Bloodbaths in Schools: Teens increasingly living the deadly dream?

Teens walk a fine line between childhood and adulthood, often stumbling back and forth. Many of them have to try hard to regain their balance to survive teenage while others succumb to the pressure. America has left behind countries like Russia and Israel in the number of school shootings that have occured overtime. Even in the most crime-infested neighborhoods, school turf is considered safe until the unspeakable happens. As school shootings dot the map of the country with increasing frequency, we have to start thinking why this is happening? Why here, in America?

Psychologists have seamed profiles of school shooters but it is difficult to put a finger on one of them or point out a single factor that might be triggering these shootings. These factors range from the simple act of bullying to the complexities teens face living in a society where owning a gun is no big deal.  

Survival of the Fittest

Why are teens who are bullied in schoolyards more likely to ‘pull a Columbine’? Teens just don’t become mass murderers in the blink of an eye. They nurture the vengeance they feel because of bullies. There are signs and red flags, and people in close contact to these shooters hear the rumblings of agression. High school bullying is hiking up the academic mountain steadily. But as schoolyard bullying increases, so have anti-bullying programs in the field of education. We must also not overlook the fact that bullying is not the root of all school shootings in America.

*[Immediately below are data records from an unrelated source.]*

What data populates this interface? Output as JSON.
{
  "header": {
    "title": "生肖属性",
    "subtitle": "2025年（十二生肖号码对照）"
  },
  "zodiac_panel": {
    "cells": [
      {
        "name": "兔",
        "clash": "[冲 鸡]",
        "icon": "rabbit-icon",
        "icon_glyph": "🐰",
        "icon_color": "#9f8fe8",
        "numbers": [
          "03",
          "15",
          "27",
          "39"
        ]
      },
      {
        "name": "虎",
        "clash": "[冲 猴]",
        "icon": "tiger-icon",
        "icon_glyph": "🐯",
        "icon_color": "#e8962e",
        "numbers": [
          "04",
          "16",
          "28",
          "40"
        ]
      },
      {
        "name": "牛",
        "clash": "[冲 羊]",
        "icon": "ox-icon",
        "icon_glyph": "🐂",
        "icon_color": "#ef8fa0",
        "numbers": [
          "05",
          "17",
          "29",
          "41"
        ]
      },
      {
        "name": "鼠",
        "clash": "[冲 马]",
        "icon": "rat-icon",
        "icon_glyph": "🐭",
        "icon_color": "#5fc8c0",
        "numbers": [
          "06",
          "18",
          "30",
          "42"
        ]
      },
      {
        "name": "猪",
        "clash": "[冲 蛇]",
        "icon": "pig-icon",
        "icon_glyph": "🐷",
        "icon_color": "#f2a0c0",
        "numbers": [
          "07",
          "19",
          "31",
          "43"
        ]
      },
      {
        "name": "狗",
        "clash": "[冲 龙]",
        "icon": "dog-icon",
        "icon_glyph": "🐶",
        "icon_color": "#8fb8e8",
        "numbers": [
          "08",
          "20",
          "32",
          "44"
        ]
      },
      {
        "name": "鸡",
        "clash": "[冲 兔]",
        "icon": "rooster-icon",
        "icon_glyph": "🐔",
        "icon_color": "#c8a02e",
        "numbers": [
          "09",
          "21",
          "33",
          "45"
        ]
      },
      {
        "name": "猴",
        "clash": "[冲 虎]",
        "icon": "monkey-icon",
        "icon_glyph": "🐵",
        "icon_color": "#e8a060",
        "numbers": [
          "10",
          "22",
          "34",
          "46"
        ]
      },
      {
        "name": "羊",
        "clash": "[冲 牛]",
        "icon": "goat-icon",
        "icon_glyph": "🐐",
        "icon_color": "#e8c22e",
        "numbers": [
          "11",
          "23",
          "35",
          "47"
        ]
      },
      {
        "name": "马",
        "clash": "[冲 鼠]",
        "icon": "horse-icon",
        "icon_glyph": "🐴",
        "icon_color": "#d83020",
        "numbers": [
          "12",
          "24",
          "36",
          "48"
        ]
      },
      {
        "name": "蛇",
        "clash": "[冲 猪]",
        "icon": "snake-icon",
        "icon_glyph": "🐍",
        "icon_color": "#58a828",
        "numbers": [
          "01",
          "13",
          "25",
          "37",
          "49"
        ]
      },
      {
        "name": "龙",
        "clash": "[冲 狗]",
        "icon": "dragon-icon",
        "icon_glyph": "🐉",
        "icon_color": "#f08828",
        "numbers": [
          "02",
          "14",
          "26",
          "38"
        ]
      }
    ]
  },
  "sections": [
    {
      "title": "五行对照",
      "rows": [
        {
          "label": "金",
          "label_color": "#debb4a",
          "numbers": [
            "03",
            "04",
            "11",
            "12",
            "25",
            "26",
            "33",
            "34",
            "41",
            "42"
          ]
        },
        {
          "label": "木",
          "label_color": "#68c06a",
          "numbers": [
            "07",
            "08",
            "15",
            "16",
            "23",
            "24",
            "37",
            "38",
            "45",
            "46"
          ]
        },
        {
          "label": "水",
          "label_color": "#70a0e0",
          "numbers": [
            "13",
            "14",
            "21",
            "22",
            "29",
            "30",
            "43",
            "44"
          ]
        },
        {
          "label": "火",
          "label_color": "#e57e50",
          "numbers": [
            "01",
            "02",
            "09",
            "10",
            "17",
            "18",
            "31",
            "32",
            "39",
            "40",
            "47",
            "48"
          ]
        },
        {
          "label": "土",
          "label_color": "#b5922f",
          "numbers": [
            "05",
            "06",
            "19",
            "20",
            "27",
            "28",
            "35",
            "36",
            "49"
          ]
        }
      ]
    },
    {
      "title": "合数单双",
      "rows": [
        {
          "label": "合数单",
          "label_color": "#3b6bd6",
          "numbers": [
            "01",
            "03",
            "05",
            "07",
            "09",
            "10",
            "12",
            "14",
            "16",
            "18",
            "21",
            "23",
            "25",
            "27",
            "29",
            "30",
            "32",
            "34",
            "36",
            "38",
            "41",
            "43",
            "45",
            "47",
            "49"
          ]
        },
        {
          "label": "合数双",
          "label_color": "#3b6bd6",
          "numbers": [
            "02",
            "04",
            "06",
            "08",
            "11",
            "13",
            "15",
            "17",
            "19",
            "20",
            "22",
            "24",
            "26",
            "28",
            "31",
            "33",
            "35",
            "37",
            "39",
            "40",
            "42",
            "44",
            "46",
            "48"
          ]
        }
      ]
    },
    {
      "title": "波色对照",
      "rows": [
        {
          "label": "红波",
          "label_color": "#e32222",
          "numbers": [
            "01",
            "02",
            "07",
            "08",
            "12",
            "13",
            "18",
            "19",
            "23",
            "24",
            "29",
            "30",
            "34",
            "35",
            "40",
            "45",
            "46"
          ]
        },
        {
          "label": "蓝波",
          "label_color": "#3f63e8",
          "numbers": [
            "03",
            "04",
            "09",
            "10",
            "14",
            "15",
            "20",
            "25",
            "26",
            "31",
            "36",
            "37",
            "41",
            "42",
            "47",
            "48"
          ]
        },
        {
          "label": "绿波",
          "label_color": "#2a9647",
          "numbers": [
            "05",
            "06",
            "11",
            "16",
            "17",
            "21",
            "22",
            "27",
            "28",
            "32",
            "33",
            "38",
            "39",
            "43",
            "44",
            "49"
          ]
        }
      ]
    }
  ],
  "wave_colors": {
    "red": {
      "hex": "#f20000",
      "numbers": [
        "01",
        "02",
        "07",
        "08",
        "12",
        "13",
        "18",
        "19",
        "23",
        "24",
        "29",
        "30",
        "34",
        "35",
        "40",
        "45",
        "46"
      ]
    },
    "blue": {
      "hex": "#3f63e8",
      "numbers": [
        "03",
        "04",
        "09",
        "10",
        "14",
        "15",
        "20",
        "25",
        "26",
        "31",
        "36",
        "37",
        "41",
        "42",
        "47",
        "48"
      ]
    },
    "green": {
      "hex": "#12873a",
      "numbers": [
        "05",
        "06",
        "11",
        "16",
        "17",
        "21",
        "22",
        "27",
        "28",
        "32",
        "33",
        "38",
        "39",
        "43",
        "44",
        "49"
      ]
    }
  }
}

Alienation at High Schools

“I hate you people for leaving me out of so many fun things.” These were the words of Eric Harris, one of the shooters of the Columbine High School massacre whose life was wrought with alienation at school and social awkwardness. Rod Paige, Education Secretary of United States of America from 2001 to 2005 after one of these massacres said that alienation is one of the biggest factors that lead to school shootings.

Cyber Abuse

Traditional bullying has travelled much further and evolved with the introduction of the internet. Cyber-bullying and other technological-based terror is now a norm to students. Bullies take help from a multitude of gadgets like cell phones, computers and social networking sites to instill a sense of fear among their classmates. Things have moved past the more obvious fistfights and have morphed into different kinds of cyber abuse which in turn can lead to dangerous outcomes like school shootings and teen suicide.

The most recent case of teenaged Megan Mier’s suicide created ripples throughout the nation. She had befriended a 16-year old boy on MySpace and was later rebuffed by him. As a result, she hung herself and ended her life. 

Teachers and Management

Charles Williams, the shooter of the Santana High School killings in 2001 confessed that he had gone to the school counselor just two weeks before the shooting. He had been sent back to class because the counselor didn’t have time to listen to his problems. He had been dealing with alienation at school because he was new to the area. The only friends he found were in the form of a group of delinquent skateboarders, who also bullied him from time to time.

In many school shootings, teachers and people of the management have been victims of the shooting, but it is a fact that in many instances educators themselves initiates bullying which leads students to abandon their academic goals and pick up a gun.

Access to Guns

There have been school attacks with bats and knives but nothing is more bloody than a teenage school shooting with a gun. A school in China was attacked by a man armed with a knife. Though it was bloody and horrific, it was nowhere near what we have seen in Columbine or Chardon, Ohio. A teenager with a loaded gun kills other kids at school. It is fair to ask how he accessed the firearm so easily? What are the parents doing while their children are suffering problems at school. More importantly, why aren't they keeping their weapons out of their child's reach?

Are parents to blame or is it the school management that is at fault? From the year 1992 there has been an increase in school shootings in America. To tackle this problem, schools have moved to a higher level of security but have forgotten to attack other serious problems like alienation, bullying, and cyber abuse. High school students do have counselors to help them solve their problems but the Charles Andrew Williams case clearly indicates that something is amiss there. Instead of creating a safe haven for students, school managements have just built a fortress for them.